Дети | страница 24



В те дни, когда удалось вывезти нескольких заключенных, а между тем Чрезвычайной Следственной Комиссии и Совету гарнизон уже не доверял, усумнился он и во мне, подозревая, что я скрытый сторонник старого режима. Был случай, когда, не скрывая своего озлобления против меня, солдаты втолкнули меня в одну из пустых камер с явным намерением меня там прикончить. Только горячий спор с ними и убедительная речь моя, что я совсем не монархист, спасли меня. Недовольна мною была и охрана, она упрекала меня за то, что Трубецкой бастион пустеет. Ропот объяснялся просто - служба в бастионе была солдатам по душе: несложна, нетрудна по сравнению со службой строевой. Если арестованных увезут, им опять придется идти в строй. Когда осталось всего четыре человека (Сухомлинов, приговоренный судом к пожизненному заключению в крепости, Щегловитов, Белецкий и Секретев - все трое наиболее физически крепкие), я предложил Н. К. Муравьеву - во избежание опасений охраны, что бастион совсем опустеет - посадить сюда, хоть на короткий срок, уголовных, а тем временем я вывезу и оставшихся. Муравьев не согласился. С просьбою о спешном вывозе оставшихся заключенных он обратился ко мне уже слишком поздно, сейчас же вслед за октябрьским переворотом, когда сделать это уже было невозможно (только в последнюю минуту освободили Секретева, а Сухомлинов при большевиках автоматически был освобожден по новому закону о стариках).
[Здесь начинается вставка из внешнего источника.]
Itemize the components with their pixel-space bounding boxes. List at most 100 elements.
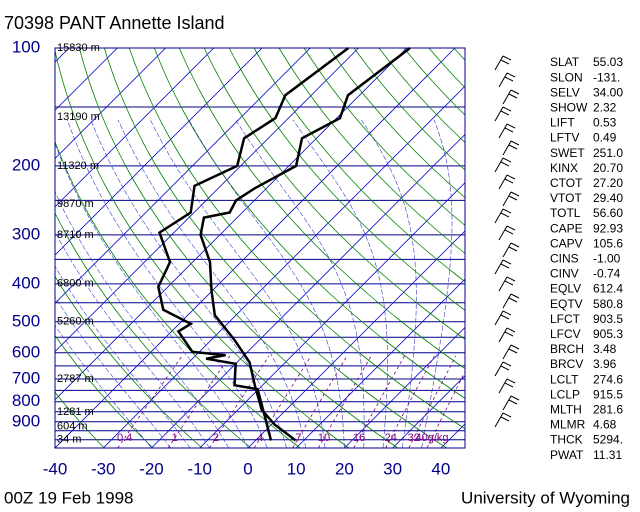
grid-line: [102, 85, 465, 448]
y-tick-label: 100: [12, 37, 40, 56]
barb-staff: [498, 378, 508, 394]
height-label: 15830 m: [57, 42, 100, 54]
barb-flag: [510, 89, 520, 95]
barb-flag: [504, 280, 514, 286]
mixing-ratio-line: [209, 355, 270, 448]
barb-flag: [510, 293, 520, 299]
index-name: CINV: [550, 267, 579, 281]
index-name: SHOW: [550, 100, 588, 114]
y-tick-label: 400: [12, 273, 40, 292]
moist-adiabat: [150, 119, 326, 448]
moist-adiabat: [67, 119, 268, 448]
isotherm: [55, 48, 118, 111]
moist-adiabat: [55, 142, 249, 448]
barb-flag: [502, 412, 512, 418]
index-name: EQTV: [550, 297, 583, 311]
dry-adiabat: [55, 275, 203, 448]
barb-flag: [500, 59, 510, 65]
barb-flag: [502, 361, 512, 367]
isotherm: [0, 48, 21, 448]
dry-adiabat: [55, 48, 350, 448]
moist-adiabat: [55, 265, 191, 448]
barb-staff: [494, 310, 504, 326]
barb-flag: [508, 93, 518, 99]
barb-flag: [502, 310, 512, 316]
barb-flag: [506, 174, 516, 180]
barb-flag: [508, 144, 518, 150]
index-value: -1.00: [593, 251, 621, 265]
barb-staff: [498, 276, 508, 292]
index-name: LFCT: [550, 312, 581, 326]
barb-staff: [498, 174, 508, 190]
mixing-ratio-label: 32: [408, 432, 420, 444]
index-name: SLAT: [550, 55, 580, 69]
index-value: 3.48: [593, 342, 617, 356]
mixing-ratio-label: 16: [353, 432, 365, 444]
dry-adiabat: [55, 391, 105, 448]
plot-background: [0, 48, 465, 448]
dry-adiabat: [328, 48, 465, 199]
y-tick-label: 300: [12, 224, 40, 243]
barb-flag: [506, 225, 516, 231]
barb-staff: [494, 208, 504, 224]
index-name: CINS: [550, 251, 579, 265]
index-value: 55.03: [593, 55, 623, 69]
height-label: 9870 m: [57, 198, 94, 210]
index-value: 274.6: [593, 372, 623, 386]
plot-frame: [54, 47, 466, 449]
mixing-ratio-label: 2: [213, 432, 219, 444]
mixing-ratio-line: [117, 355, 183, 448]
index-value: 4.68: [593, 418, 617, 432]
index-name: TOTL: [550, 206, 581, 220]
index-value: 580.8: [593, 297, 623, 311]
x-tick-label: -30: [91, 459, 116, 478]
height-label: 13190 m: [57, 111, 100, 123]
barb-flag: [506, 123, 516, 129]
isotherm: [55, 48, 311, 304]
height-label: 2787 m: [57, 373, 94, 385]
index-name: LCLT: [550, 372, 579, 386]
height-label: 604 m: [57, 420, 88, 432]
barb-staff: [494, 361, 504, 377]
dry-adiabat: [55, 140, 301, 448]
index-name: KINX: [550, 161, 578, 175]
moist-adiabat: [55, 296, 172, 448]
dry-adiabat: [79, 48, 399, 448]
dry-adiabat: [378, 48, 465, 143]
x-tick-label: 20: [335, 459, 354, 478]
isotherm: [55, 48, 263, 256]
x-tick-label: -20: [139, 459, 164, 478]
barb-flag: [500, 263, 510, 269]
index-value: 251.0: [593, 146, 623, 160]
mixing-ratio-line: [385, 355, 435, 448]
height-label: 1281 m: [57, 406, 94, 418]
y-tick-label: 600: [12, 342, 40, 361]
chart-title: 70398 PANT Annette Island: [4, 13, 225, 33]
dry-adiabat: [303, 48, 465, 226]
barb-flag: [502, 259, 512, 265]
barb-staff: [498, 225, 508, 241]
index-name: LFTV: [550, 131, 579, 145]
moist-adiabat: [292, 119, 388, 448]
x-tick-label: 30: [383, 459, 402, 478]
height-label: 5260 m: [57, 316, 94, 328]
barb-staff: [502, 344, 512, 360]
index-name: PWAT: [550, 448, 584, 462]
grid-line: [55, 48, 456, 448]
barb-staff: [494, 412, 504, 428]
height-label: 6800 m: [57, 278, 94, 290]
index-name: VTOT: [550, 191, 582, 205]
sounding-trace: [199, 47, 411, 442]
index-value: 0.53: [593, 116, 617, 130]
index-value: 29.40: [593, 191, 623, 205]
barb-staff: [502, 140, 512, 156]
barb-flag: [500, 110, 510, 116]
barb-flag: [510, 191, 520, 197]
mixing-ratio-label: 24: [385, 432, 397, 444]
y-tick-label: 800: [12, 391, 40, 410]
isotherm: [55, 48, 166, 160]
dry-adiabat: [253, 48, 465, 283]
dry-adiabat: [153, 48, 465, 399]
moist-adiabat: [188, 119, 345, 448]
dry-adiabat: [104, 48, 447, 448]
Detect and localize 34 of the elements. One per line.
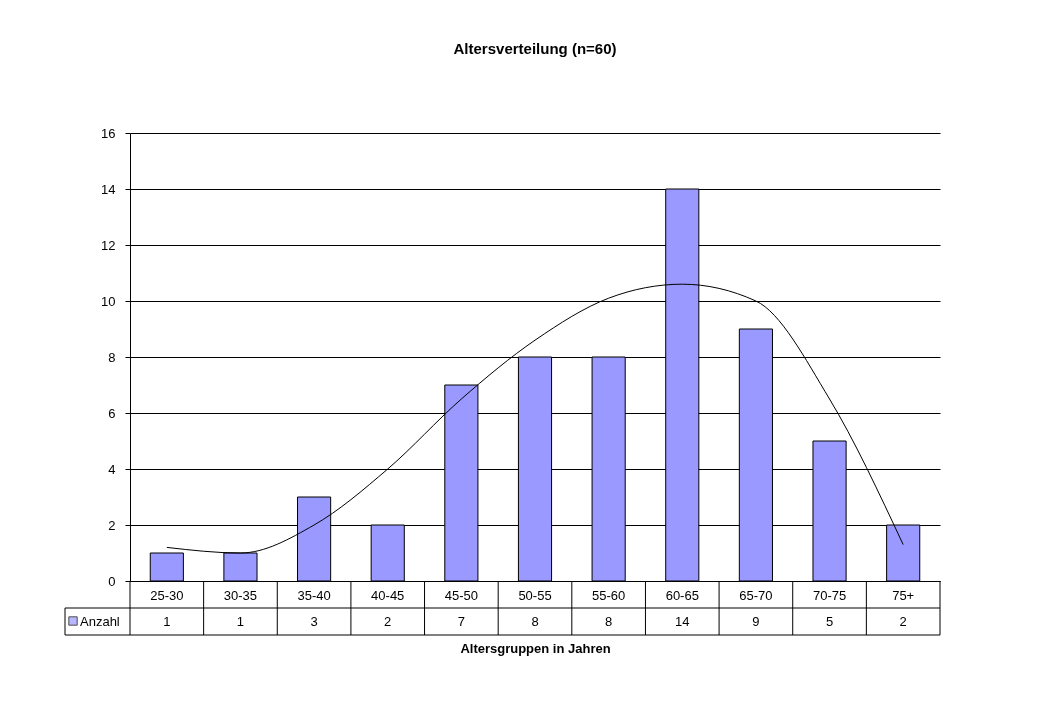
data-label: 2 xyxy=(384,614,392,629)
data-label: 9 xyxy=(752,614,760,629)
y-tick-label: 8 xyxy=(108,349,116,365)
x-tick-label: 55-60 xyxy=(592,587,626,603)
data-label: 3 xyxy=(310,614,318,629)
y-tick-label: 12 xyxy=(101,237,116,253)
x-tick-label: 25-30 xyxy=(150,587,184,603)
x-tick-label: 45-50 xyxy=(444,587,478,603)
y-tick-label: 2 xyxy=(108,517,116,533)
data-label: 1 xyxy=(163,614,171,629)
x-tick-label: 30-35 xyxy=(223,587,258,603)
data-label: 14 xyxy=(675,614,690,629)
x-tick-label: 65-70 xyxy=(739,587,773,603)
x-tick-label: 40-45 xyxy=(371,587,405,603)
x-tick-label: 60-65 xyxy=(665,587,699,603)
data-label: 8 xyxy=(605,614,613,629)
data-label: 1 xyxy=(236,614,245,629)
data-label: 5 xyxy=(825,614,834,629)
legend-label: Anzahl xyxy=(80,614,120,629)
y-tick-label: 14 xyxy=(101,181,116,197)
data-label: 7 xyxy=(457,614,465,629)
chart-title: Altersverteilung (n=60) xyxy=(453,40,617,57)
y-tick-label: 6 xyxy=(108,405,116,421)
y-tick-label: 0 xyxy=(108,573,116,589)
x-tick-label: 35-40 xyxy=(297,587,331,603)
x-axis-title: Altersgruppen in Jahren xyxy=(460,640,611,656)
y-tick-label: 4 xyxy=(108,461,116,477)
x-tick-label: 50-55 xyxy=(518,587,552,603)
x-tick-label: 70-75 xyxy=(812,587,847,603)
x-tick-label: 75+ xyxy=(892,587,915,603)
y-tick-label: 10 xyxy=(101,293,116,309)
y-tick-label: 16 xyxy=(101,125,116,141)
data-label: 8 xyxy=(531,614,539,629)
data-label: 2 xyxy=(899,614,907,629)
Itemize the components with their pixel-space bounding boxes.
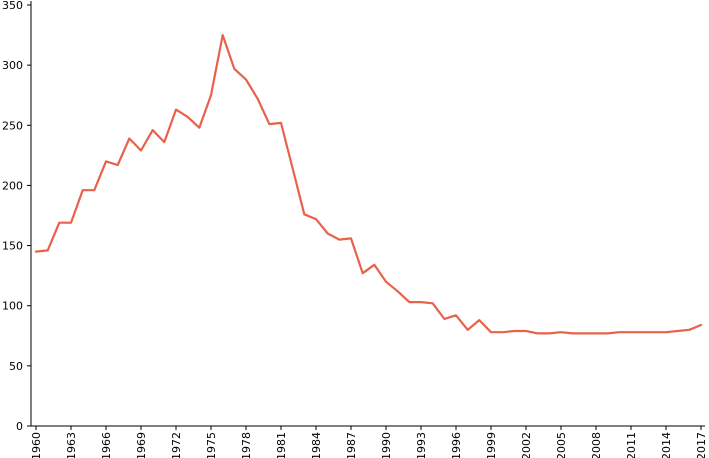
x-tick-label: 1981 xyxy=(275,432,288,458)
y-tick-label: 100 xyxy=(2,300,23,313)
x-tick-label: 1987 xyxy=(345,432,358,458)
series-group xyxy=(34,33,703,335)
y-tick-label: 50 xyxy=(9,360,23,373)
x-tick-label: 1969 xyxy=(135,432,148,458)
y-tick-label: 0 xyxy=(16,420,23,433)
x-tick-label: 1960 xyxy=(30,432,43,458)
series-line xyxy=(34,33,703,335)
y-tick-label: 200 xyxy=(2,179,23,192)
x-tick-label: 2002 xyxy=(520,432,533,458)
x-tick-label: 2011 xyxy=(625,432,638,458)
y-tick-label: 350 xyxy=(2,0,23,12)
x-tick-label: 1963 xyxy=(65,432,78,458)
y-tick-label: 300 xyxy=(2,59,23,72)
x-tick-label: 1999 xyxy=(485,432,498,458)
x-tick-label: 2008 xyxy=(590,432,603,458)
x-tick-label: 2017 xyxy=(695,432,708,458)
x-tick-label: 1993 xyxy=(415,432,428,458)
x-tick-label: 1996 xyxy=(450,432,463,458)
x-tick-label: 1966 xyxy=(100,432,113,458)
x-tick-label: 1984 xyxy=(310,432,323,458)
x-tick-label: 1978 xyxy=(240,432,253,458)
y-tick-label: 150 xyxy=(2,240,23,253)
x-tick-label: 2005 xyxy=(555,432,568,458)
y-axis: 0 50 100 150 200 250 300 350 xyxy=(2,0,32,433)
x-tick-label: 1972 xyxy=(170,432,183,458)
y-tick-label: 250 xyxy=(2,119,23,132)
x-axis: 1960 1963 1966 1969 1972 1975 1978 1981 1984 1987… xyxy=(30,425,708,458)
x-tick-label: 2014 xyxy=(660,432,673,458)
x-tick-label: 1990 xyxy=(380,432,393,458)
x-tick-label: 1975 xyxy=(205,432,218,458)
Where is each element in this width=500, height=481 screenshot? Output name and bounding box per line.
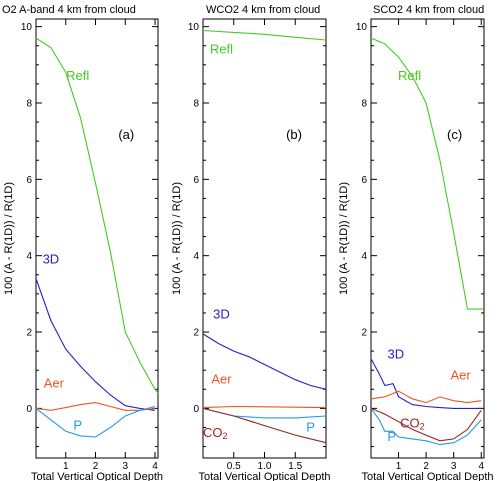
series-label-refl: Refl [210,41,233,56]
panel-label: (b) [286,127,302,142]
series-label-p: P [306,419,315,434]
y-tick-label: 10 [21,22,33,33]
series-line-aer [370,390,482,404]
series-line-3d [202,333,327,390]
panel-label: (c) [447,127,462,142]
series-label-p: P [73,417,82,432]
chart-title: O2 A-band 4 km from cloud [2,4,136,16]
series-line-co2 [370,407,482,442]
series-line-refl [35,37,159,394]
x-tick-label: 4 [478,461,484,472]
x-tick-label: 4 [152,461,158,472]
y-tick-label: 2 [361,328,367,339]
y-tick-label: 2 [26,328,32,339]
series-line-3d [370,358,482,409]
panel-label: (a) [118,127,134,142]
series-label-subscript: 2 [223,431,228,441]
x-axis-label: Total Vertical Optical Depth [361,471,493,481]
x-tick-label: 2 [93,461,99,472]
series-line-3d [35,278,156,411]
series-label-3d: 3D [387,347,404,362]
chart-panel-2: WCO2 4 km from cloud 0 2 4 6 8 10 0.5 1.0 1.5Tota… [171,4,331,481]
series-label-aer: Aer [44,375,65,390]
y-tick-label: 10 [188,22,200,33]
series-label-aer: Aer [211,372,232,387]
plot-frame [370,18,485,459]
series-line-aer [202,405,327,409]
y-tick-label: 8 [361,98,367,109]
series-line-co2 [202,407,327,444]
x-tick-label: 1 [63,461,69,472]
y-tick-label: 4 [361,251,367,262]
y-tick-label: 8 [26,98,32,109]
y-tick-label: 10 [356,22,368,33]
series-label-co2: CO2 [203,425,228,441]
y-axis-label: 100 (A - R(1D)) / R(1D) [338,182,350,295]
series-label-subscript: 2 [420,421,425,431]
y-tick-label: 8 [193,98,199,109]
y-tick-label: 2 [193,328,199,339]
series-label-refl: Refl [398,68,421,83]
x-tick-label: 3 [122,461,128,472]
plot-frame [202,18,327,459]
y-tick-label: 6 [26,175,32,186]
x-tick-label: 1 [396,461,402,472]
y-axis-label: 100 (A - R(1D)) / R(1D) [3,182,15,295]
x-tick-label: 0.5 [227,461,241,472]
chart-title: WCO2 4 km from cloud [206,4,320,16]
x-tick-label: 1.0 [258,461,272,472]
y-tick-label: 6 [361,175,367,186]
series-label-co2: CO2 [400,415,425,431]
series-label-3d: 3D [43,251,60,266]
series-line-aer [35,402,156,411]
series-label-refl: Refl [66,68,89,83]
plot-frame [35,18,159,459]
series-label-3d: 3D [213,307,230,322]
y-tick-label: 6 [193,175,199,186]
series-line-p [370,408,482,446]
y-tick-label: 4 [26,251,32,262]
y-tick-label: 0 [193,404,199,415]
chart-title: SCO2 4 km from cloud [373,4,484,16]
x-axis-label: Total Vertical Optical Depth [198,471,330,481]
series-label-aer: Aer [450,368,471,383]
x-axis-label: Total Vertical Optical Depth [31,471,163,481]
y-tick-label: 0 [361,404,367,415]
x-tick-label: 3 [451,461,457,472]
y-axis-label: 100 (A - R(1D)) / R(1D) [171,182,183,295]
series-line-p [35,405,156,438]
x-tick-label: 2 [423,461,429,472]
y-tick-label: 4 [193,251,199,262]
series-line-refl [202,29,327,41]
series-line-refl [370,37,484,310]
series-label-p: P [387,429,396,444]
x-tick-label: 1.5 [288,461,302,472]
y-tick-label: 0 [26,404,32,415]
Итак, ко дню большевистского переворота почти все старорежимники из крепости были вывезены. Их отправляли в арестный дом на Фурштатской улице. Только Н. А. Маклакова устроили в какой-то частной лечебнице на Каменноостровском проспекте.

Условия заключения в арестном доме были иные, нежели в Трубецком бастионе. Свидания с родственниками могли длиться часа четыре; с воли доставлялось все что угодно, ужаса тисков охраны не было, присутствие караула почти не чувствовалось. По распоряжению Чрезвычайной Следственной Комиссии заключенных стали постепенно отпускать на все четыре стороны, а остальные, пользуясь сумятицей октябрьских дней, просто сами утекли явочным порядком.

В лечебнице, где находился Н. А. Маклаков, было еще свободнее: он мог разъезжать по всему городу, навещая кого хотел. Это длилось не только до Октября, но первое время и после. Однако мог ли он долго в этом положении оставаться? Н. А. Маклаков пришел со мною посоветоваться. Я посоветовал ему как можно скорее скрыться, медлить было опасно. Но он дал «честное слово» доктору, заведующему лечебницей, что своего поручителя он не подведет, для Маклакова встал вопрос совести и чести, и он свое «честное слово» сдержал, и погиб: его расстреляли вместе с Щегловитовым, Хвостовым, Белецким и Протопоповым (который был освобожден по болезни и беспечно проживал у себя дома).